Calcium carbonate is not soluble in water; if you add water to limestone, you just get wet limestone. But if you burn limestone, if you heat the bejeezus out of it, it turns into quicklime, calcium oxide. When you add water, that is, when you slake it, it gets hot and turns into calcium hydroxide, or slaked lime. Figure 10-1 shows the whole lime-making process as a schematic. The first reactor, the furnace, should be familiar from Figure 1-3. It's just a container where gas can come off of a solid that's having the bejeezus heated out of it. The second reactor, the slaker, is a container where water is added to a solid. As usual, reactants enter from the left, waste products exit to the top and bottom, and the main product exits to the right of the figure. Calcium hydroxide is sparingly soluble in water and when mixed with sand forms a dandy mortar. You might think that rain would wash the slaked lime right out of the mortar. That's where carbon dioxide comes in.

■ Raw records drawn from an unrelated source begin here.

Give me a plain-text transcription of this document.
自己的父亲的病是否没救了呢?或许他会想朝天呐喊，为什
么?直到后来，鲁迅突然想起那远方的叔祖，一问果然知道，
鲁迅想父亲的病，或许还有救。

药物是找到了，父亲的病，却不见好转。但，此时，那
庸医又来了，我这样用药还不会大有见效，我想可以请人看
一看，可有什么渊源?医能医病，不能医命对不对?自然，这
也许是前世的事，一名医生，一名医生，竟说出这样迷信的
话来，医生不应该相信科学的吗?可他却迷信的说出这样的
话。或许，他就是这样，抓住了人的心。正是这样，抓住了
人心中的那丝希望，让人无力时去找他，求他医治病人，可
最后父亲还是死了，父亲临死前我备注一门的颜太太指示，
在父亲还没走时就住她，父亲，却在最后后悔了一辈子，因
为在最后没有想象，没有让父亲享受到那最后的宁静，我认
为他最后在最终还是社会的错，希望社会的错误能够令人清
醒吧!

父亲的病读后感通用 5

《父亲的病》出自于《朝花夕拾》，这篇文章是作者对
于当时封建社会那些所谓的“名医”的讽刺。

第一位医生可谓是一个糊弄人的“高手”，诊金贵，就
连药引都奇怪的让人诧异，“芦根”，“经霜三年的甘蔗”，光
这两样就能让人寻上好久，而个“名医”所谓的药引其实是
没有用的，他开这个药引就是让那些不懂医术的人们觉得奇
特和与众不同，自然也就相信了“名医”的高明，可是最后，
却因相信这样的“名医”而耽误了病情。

Figure 10-1. Lime-Making as a Process

Carbon dioxide is a weak acid. When it dissolves in water it forms hydrogen carbonate, H2CO3, also known as carbonic acid. Hydrogen carbonate reacts with calcium hydroxide in a classic metathesis reaction to produce calcium carbonate and hydrogen hydroxide, as shown in Equation 10-2. Calcium carbonate is just limestone and hydrogen hydroxide is just water. In other words, when carbon dioxide reacts with slaked lime it turns back into limestone. Thus the lime in mortar gradually turns to limestone, cementing the silica in the sand together to form a material which is quite impervious to the elements. That's just what happens when a calcium-rich sea dries up; it absorbs carbon dioxide from the air and deposits a layer of limestone or chalk. So the limestone in our mortar has come full-circle, when you think about it.

Equation 10-2. From Lime Back to Limestone

WarningMaterial Safety

Locate MSDS's for limestone (CAS 471-34-1), lime (CAS 1305-78-8), slaked lime (CAS 1305-62-0), gypsum (CAS 10101-41-4), and silica (CAS 14808-60-7). Summarize the hazardous properties of these materials in your notebook, including the identity of the company which produced each MSDS and the potential health effects for eye contact, skin contact, inhalation, and ingestion. Also include the LD50 (oral, rat) for each of these materials.[1]

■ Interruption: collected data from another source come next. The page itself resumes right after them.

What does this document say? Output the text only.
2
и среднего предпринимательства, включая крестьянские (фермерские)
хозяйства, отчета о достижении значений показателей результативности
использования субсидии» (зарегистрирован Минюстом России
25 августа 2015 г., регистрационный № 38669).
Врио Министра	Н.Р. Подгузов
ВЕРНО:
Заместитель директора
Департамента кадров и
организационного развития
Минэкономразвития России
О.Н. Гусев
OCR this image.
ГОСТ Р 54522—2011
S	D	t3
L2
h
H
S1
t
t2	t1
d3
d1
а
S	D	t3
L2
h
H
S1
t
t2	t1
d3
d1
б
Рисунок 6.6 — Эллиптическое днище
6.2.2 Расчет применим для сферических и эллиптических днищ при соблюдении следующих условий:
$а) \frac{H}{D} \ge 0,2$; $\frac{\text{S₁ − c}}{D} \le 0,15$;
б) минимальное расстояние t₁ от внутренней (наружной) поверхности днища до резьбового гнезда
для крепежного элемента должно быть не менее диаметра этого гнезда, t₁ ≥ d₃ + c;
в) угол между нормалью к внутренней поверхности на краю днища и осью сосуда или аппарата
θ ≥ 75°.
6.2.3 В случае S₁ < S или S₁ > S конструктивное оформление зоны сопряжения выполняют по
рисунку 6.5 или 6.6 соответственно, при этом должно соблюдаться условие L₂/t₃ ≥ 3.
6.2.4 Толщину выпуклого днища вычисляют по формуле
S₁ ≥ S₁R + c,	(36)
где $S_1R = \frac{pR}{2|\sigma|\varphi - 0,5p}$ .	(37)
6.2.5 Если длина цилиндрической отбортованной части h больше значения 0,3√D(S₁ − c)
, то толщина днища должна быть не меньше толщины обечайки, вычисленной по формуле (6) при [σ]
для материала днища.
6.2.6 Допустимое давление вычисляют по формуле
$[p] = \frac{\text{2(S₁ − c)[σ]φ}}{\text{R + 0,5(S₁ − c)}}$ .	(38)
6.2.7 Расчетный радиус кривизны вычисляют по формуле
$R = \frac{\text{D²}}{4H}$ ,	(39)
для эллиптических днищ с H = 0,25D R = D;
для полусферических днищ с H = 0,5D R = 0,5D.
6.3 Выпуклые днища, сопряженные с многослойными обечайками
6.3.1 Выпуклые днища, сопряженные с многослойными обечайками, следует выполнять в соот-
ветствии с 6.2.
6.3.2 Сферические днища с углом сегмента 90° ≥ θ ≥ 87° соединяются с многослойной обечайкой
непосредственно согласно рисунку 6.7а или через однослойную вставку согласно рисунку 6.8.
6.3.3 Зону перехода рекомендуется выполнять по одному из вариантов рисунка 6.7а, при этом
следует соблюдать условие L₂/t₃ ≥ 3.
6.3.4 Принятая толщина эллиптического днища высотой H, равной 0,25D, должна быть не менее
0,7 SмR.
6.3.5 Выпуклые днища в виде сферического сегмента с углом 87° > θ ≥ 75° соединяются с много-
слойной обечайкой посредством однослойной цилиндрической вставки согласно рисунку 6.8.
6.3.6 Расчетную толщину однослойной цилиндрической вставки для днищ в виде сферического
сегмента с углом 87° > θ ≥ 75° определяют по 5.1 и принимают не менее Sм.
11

Your most likely exposure is dust inhalation. If a persistent cough develops, see a doctor. Lime is caustic, which means it eats skin; in case of skin contact, wash the affected area with plenty of cold water. Be aware that lime gets hot when it gets wet.

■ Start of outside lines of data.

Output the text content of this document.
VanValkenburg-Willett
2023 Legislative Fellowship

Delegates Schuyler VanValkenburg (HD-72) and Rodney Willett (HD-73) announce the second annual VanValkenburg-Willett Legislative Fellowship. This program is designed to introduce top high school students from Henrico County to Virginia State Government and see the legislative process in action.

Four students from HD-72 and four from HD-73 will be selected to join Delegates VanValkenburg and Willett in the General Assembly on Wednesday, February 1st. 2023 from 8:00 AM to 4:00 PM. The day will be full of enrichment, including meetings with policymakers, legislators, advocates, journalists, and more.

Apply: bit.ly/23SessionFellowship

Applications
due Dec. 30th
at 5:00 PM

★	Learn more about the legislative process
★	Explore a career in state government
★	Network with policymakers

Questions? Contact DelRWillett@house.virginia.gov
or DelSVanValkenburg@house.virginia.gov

You should wear safety glasses and a dust mask while working on this project. Leftover materials may be disposed of in the trash. Lime should be slaked before disposal.

NoteResearch and Development

Well, I guess if you are in a class or something, you might want to know what will be on the quiz.

  • You better know all the words that are important enough to be indexified and glossarated.

  • You better know the Research and Development stuff from Chapter 5 and Chapter 6.

  • You ought to be able to recognize calcite, limestone, and gypsum, either from photographs or from samples. You should also know that sea-shells are made of calcium carbonate.

  • Know the formulas for limestone, lime, gypsum, and plaster and all the equations in this chapter.

  • Know all the hazards of working with limestone, lime, gypsum, plaster, and silica and what to do if things get out of hand.

  • Know that lime is an alkali, what it tastes like, whether it's pH is high or low and what color it turns pH test paper.

  • Know what water of hydration means, and that just because a formula has H2O in it doesn't mean that it literally has liquid water in it.



The LD50 was introduced in Section 7.2.